A dark bar across the nape extends through the eyes to the corner of mouth. The dark bars are also arranged in roughly five vertical and four horizontal series with dashes of golden yellow on their body, which ranges from olivaceous to pale tan or a silvery colour. Their appearance can also changed if they are overly excited and range from a pale unmarked version to a sheepshead-like pattern with heavy black crossbands. When frightened, the fish also become more darker with white dots scattered around the body in a controlled environment.

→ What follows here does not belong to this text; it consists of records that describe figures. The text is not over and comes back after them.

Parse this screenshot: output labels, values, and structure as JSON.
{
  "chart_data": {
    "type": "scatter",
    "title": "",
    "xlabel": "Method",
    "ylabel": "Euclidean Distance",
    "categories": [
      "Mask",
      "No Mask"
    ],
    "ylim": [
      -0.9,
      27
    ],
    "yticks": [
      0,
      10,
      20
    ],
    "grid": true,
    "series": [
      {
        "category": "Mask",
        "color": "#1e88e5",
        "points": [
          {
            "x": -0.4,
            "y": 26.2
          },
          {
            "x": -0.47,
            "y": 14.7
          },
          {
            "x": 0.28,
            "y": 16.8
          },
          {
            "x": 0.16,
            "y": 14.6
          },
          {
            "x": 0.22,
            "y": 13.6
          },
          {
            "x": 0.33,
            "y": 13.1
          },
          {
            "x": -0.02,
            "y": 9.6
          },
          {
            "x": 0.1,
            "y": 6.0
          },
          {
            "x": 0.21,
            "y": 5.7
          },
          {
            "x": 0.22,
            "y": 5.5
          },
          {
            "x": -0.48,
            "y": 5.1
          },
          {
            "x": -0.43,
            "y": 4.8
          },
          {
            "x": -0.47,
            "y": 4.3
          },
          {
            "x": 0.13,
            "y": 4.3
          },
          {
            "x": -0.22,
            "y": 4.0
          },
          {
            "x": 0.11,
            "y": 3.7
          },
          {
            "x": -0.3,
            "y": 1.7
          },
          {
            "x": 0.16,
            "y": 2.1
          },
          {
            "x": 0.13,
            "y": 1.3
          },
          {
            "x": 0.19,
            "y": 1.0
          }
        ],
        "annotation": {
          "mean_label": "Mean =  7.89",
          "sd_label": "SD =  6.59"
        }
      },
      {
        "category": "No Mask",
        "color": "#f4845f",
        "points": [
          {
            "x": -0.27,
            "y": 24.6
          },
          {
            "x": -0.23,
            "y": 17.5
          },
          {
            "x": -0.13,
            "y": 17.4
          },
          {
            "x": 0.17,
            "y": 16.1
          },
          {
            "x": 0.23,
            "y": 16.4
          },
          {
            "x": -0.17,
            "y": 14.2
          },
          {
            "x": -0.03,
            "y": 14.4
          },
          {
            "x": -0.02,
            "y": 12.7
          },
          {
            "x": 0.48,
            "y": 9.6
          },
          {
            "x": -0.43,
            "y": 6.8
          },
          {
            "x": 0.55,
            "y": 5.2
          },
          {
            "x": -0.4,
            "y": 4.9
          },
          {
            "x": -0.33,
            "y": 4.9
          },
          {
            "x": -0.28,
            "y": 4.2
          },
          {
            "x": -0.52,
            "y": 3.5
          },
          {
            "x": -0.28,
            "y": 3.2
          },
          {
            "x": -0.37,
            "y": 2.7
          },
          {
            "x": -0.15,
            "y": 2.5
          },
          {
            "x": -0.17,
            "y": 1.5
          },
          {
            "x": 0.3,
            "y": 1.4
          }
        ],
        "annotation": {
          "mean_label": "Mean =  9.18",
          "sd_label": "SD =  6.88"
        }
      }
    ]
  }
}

Grass porgies can reach to a size of about 25 cm. They can be found primarily in the Gulf of Mexico, specifically Southern Florida to Louisiana and go far north as Pensacola Bay.

== Conservation status==
Calamus arctifrons is listed as least concern on the IUCN Red List of Threatened Species. It is reported as widespread and abundant within its distribution and its population appears to be stable. It is vulnerable to localised population declines due to toxic algal blooms (also known as red tides) and degradation of seagrass habitats.